House Speaker Nancy Pelosi said the House will prepare to send articles of impeachment against President Donald Trump to the Senate next week after failing to secure any concessions on the Senate trial from Republicans.

“I have asked Judiciary Committee Chairman Jerry Nadler to be prepared to bring to the floor next week a resolution to appoint managers and transmit articles of impeachment to the Senate,” Pelosi wrote in a letter to House Democrats on Friday. “I will be consulting with you at our Tuesday House Democratic Caucus meeting on how we proceed further.”

With the letter, Pelosi ends a three-week standoff with Senate Majority Leader Mitch McConnell over rules for what would be only the third impeachment trial of a U.S. president in the country’s history.

Naming the House impeachment managers, who will serve as the prosecutors in the Senate proceedings, and transmitting the two articles will trigger the start of a trial that may take several weeks.

Senate Democratic leader Chuck Schumer has been pressing for a guarantee of additional witnesses and evidence at the trial. McConnell, however, has made clear he has no interest in or need to compromise and has insisted that the Senate would follow the template for President Bill Clinton’s impeachment trial in 1999.

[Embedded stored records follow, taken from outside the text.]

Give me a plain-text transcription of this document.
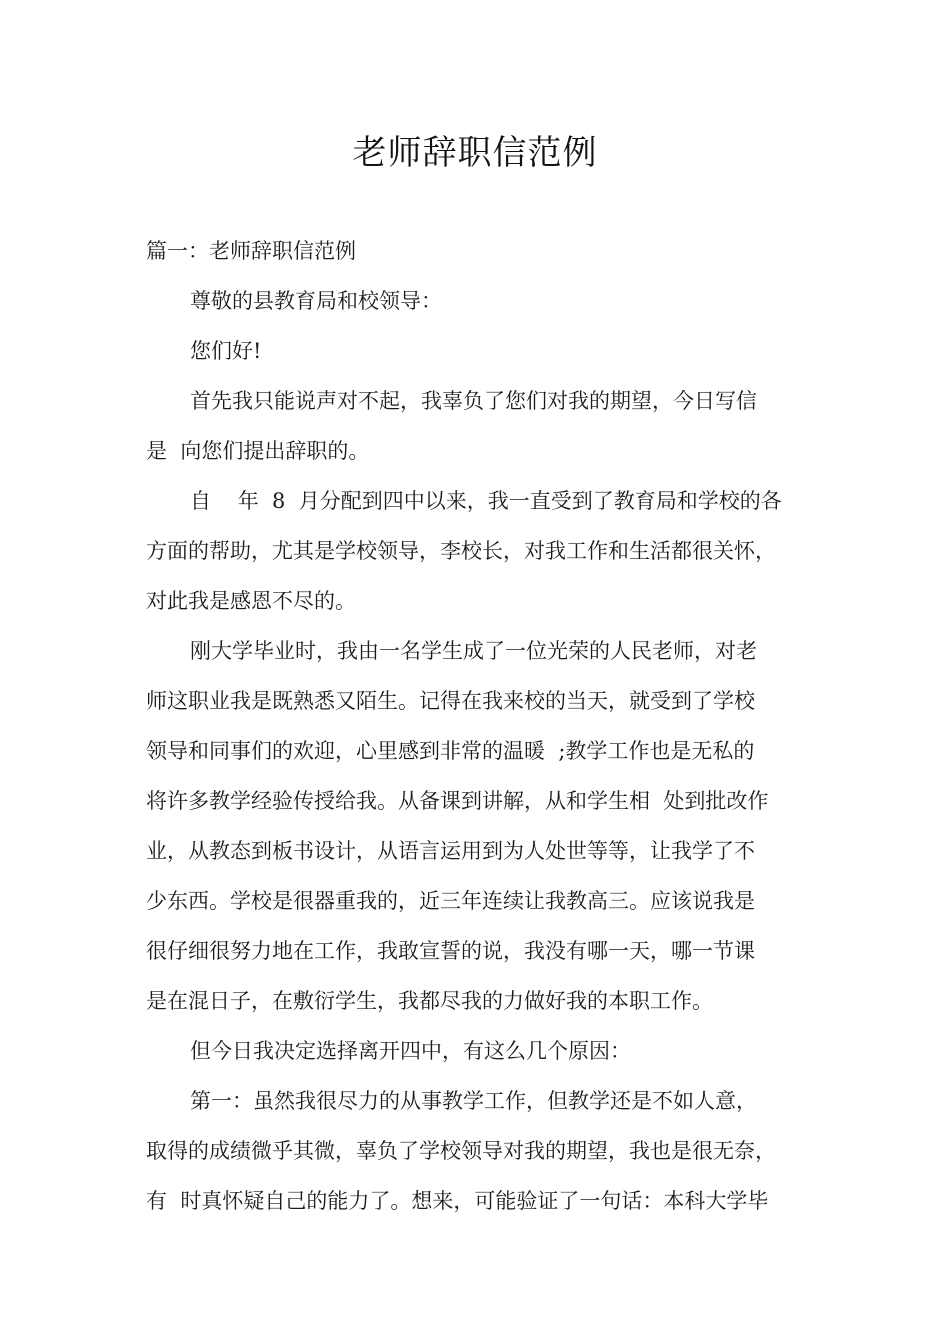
老师辞职信范例
篇一：老师辞职信范例
尊敬的县教育局和校领导：
您们好!
首先我只能说声对不起，我辜负了您们对我的期望，今日写信
是  向您们提出辞职的。
自    年  8  月分配到四中以来，我一直受到了教育局和学校的各
方面的帮助，尤其是学校领导，李校长，对我工作和生活都很关怀，
对此我是感恩不尽的。
刚大学毕业时，我由一名学生成了一位光荣的人民老师，对老
师这职业我是既熟悉又陌生。记得在我来校的当天，就受到了学校
领导和同事们的欢迎，心里感到非常的温暖  ;教学工作也是无私的
将许多教学经验传授给我。从备课到讲解，从和学生相  处到批改作
业，从教态到板书设计，从语言运用到为人处世等等，让我学了不
少东西。学校是很器重我的，近三年连续让我教高三。应该说我是
很仔细很努力地在工作，我敢宣誓的说，我没有哪一天，哪一节课
是在混日子，在敷衍学生，我都尽我的力做好我的本职工作。
但今日我决定选择离开四中，有这么几个原因：
第一：虽然我很尽力的从事教学工作，但教学还是不如人意，
取得的成绩微乎其微，辜负了学校领导对我的期望，我也是很无奈，
有  时真怀疑自己的能力了。想来，可能验证了一句话：本科大学毕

That would defer any vote on hearing witnesses or reviewing new evidence until after the House managers and Trump’s lawyers make their cases. Four Republicans could join with all Democrats to provide a majority in favor of hearing witnesses. Or, 51 of 53 Republicans in the Senate could vote to dismiss the case without additional evidence.

Pelosi hasn’t made a specific demand -- saying only that she wants to see the rules for how the impeachment trial will be conducted.

Pelosi argued on Thursday that during the weeks since the House adopted the impeachment articles on Dec. 18, new documents that Democrats see as pivotal emerged, and a key witness, former Trump National Security Adviser John Bolton, has said he’s willing to testify to the Senate under subpoena.

“Every senator now faces a choice: to be loyal to the president or the Constitution,” she wrote in her letter.